Now I swim with my face underwater and see only yellow--the color when water has a white sandy bottom. When I look toward the shore the water is gray-green and when I look the other way farther out facing toward Mexico it turns dark blue. The line of the dark blue meets the middle blue of the sky at the horizon. I float on my back and look up the sky and the sky infinitely absorbs the color blue. I can stare into the blazing sun, too, which makes me see a blob of orange. It is dreamy and delightful. The sea buoys up my body, now motionless. I roll to one side and take in the whole scene on the beach, pleased that I am the only one here and they can look out and see me daring to be out alone--the old guy with the bald head. I cruise along swimming slowly, my arms moving effortlessly, my breath coming easily and I regard all those on the beach as off in another world.

The days are perfect for a swim--85 degrees and water temperature 72. It is so peaceful. I am aware, however, of the slightest feeling of dread. That spooky feeling that everything could be smashed in a split second. There are sharks around. They roam close to shore in the warm waters surrounding Florida. They are all predators but the small ones that the anglers pull in out of the surf and less aggressive species like hammerheads aren't going to bother me. Just the big guys. You eat sharks—they serve fried shark balls at one of the restaurants, even though they're garbage eaters and carry germs. My father served us shark steaks that he caught with an ordinary line off the pier at Clearwater Beach in 1937.

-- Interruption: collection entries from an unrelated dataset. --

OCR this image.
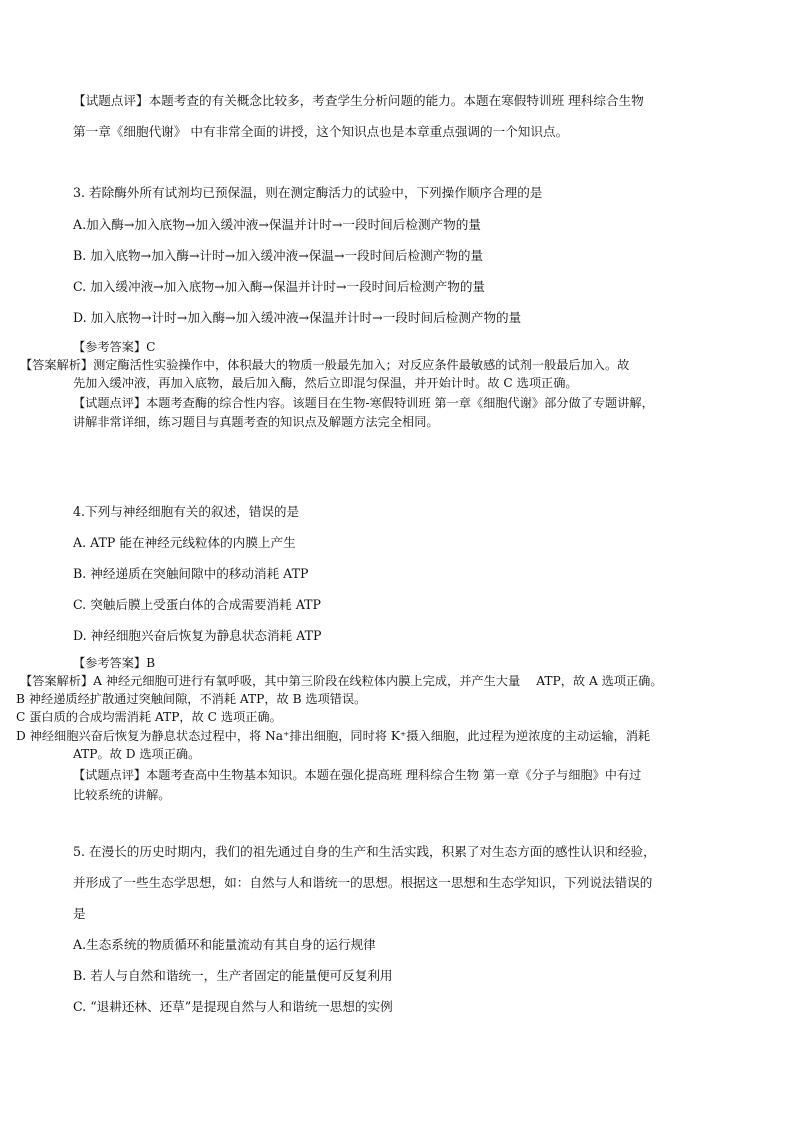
【试题点评】本题考查的有关概念比较多，考查学生分析问题的能力。本题在寒假特训班 理科综合生物
第一章《细胞代谢》 中有非常全面的讲授，这个知识点也是本章重点强调的一个知识点。
3. 若除酶外所有试剂均已预保温，则在测定酶活力的试验中，下列操作顺序合理的是
A.加入酶→加入底物→加入缓冲液→保温并计时→一段时间后检测产物的量
B. 加入底物→加入酶→计时→加入缓冲液→保温→一段时间后检测产物的量
C. 加入缓冲液→加入底物→加入酶→保温并计时→一段时间后检测产物的量
D. 加入底物→计时→加入酶→加入缓冲液→保温并计时→一段时间后检测产物的量
【参考答案】C
【答案解析】测定酶活性实验操作中，体积最大的物质一般最先加入；对反应条件最敏感的试剂一般最后加入。故
先加入缓冲液，再加入底物，最后加入酶，然后立即混匀保温，并开始计时。故 C 选项正确。
【试题点评】本题考查酶的综合性内容。该题目在生物-寒假特训班 第一章《细胞代谢》部分做了专题讲解，
讲解非常详细，练习题目与真题考查的知识点及解题方法完全相同。
4.下列与神经细胞有关的叙述，错误的是
A. ATP 能在神经元线粒体的内膜上产生
B. 神经递质在突触间隙中的移动消耗 ATP
C. 突触后膜上受蛋白体的合成需要消耗 ATP
D. 神经细胞兴奋后恢复为静息状态消耗 ATP
【参考答案】B
【答案解析】A 神经元细胞可进行有氧呼吸，其中第三阶段在线粒体内膜上完成，并产生大量　 ATP，故 A 选项正确。
B 神经递质经扩散通过突触间隙，不消耗 ATP，故 B 选项错误。
C 蛋白质的合成均需消耗 ATP，故 C 选项正确。
D 神经细胞兴奋后恢复为静息状态过程中，将 Na⁺排出细胞，同时将 K⁺摄入细胞，此过程为逆浓度的主动运输，消耗
ATP。故 D 选项正确。
【试题点评】本题考查高中生物基本知识。本题在强化提高班 理科综合生物 第一章《分子与细胞》中有过
比较系统的讲解。
5. 在漫长的历史时期内，我们的祖先通过自身的生产和生活实践，积累了对生态方面的感性认识和经验，
并形成了一些生态学思想，如：自然与人和谐统一的思想。根据这一思想和生态学知识，下列说法错误的
是
A.生态系统的物质循环和能量流动有其自身的运行规律
B. 若人与自然和谐统一，生产者固定的能量便可反复利用
C. “退耕还林、还草”是提现自然与人和谐统一思想的实例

Over on the Atlantic side you do hear of encounters. It isn't fun because these marauders are sheer power and evil. They have rows of big, sharp teeth like you see on Discovery Channel when they extract one from the sea and open its jaws. No way to escape those jagged tines. The thing is, sharks are dumb or don't see well because they sometimes bump into a swimmer with an immense whack and miss getting a good bite. That's the story I keep in mind, how a teenage girl on her board off Lantana Beach on the Atlantic side was smashed into but the shark missed making a kill. She told the newspaper it felt like getting hit with a truck. And he drove her down in the water to drown her. I'm in only a few feet of water so that doesn't scare me but the idea of being bowled over while I'm innocently watching the girls on the beach, does.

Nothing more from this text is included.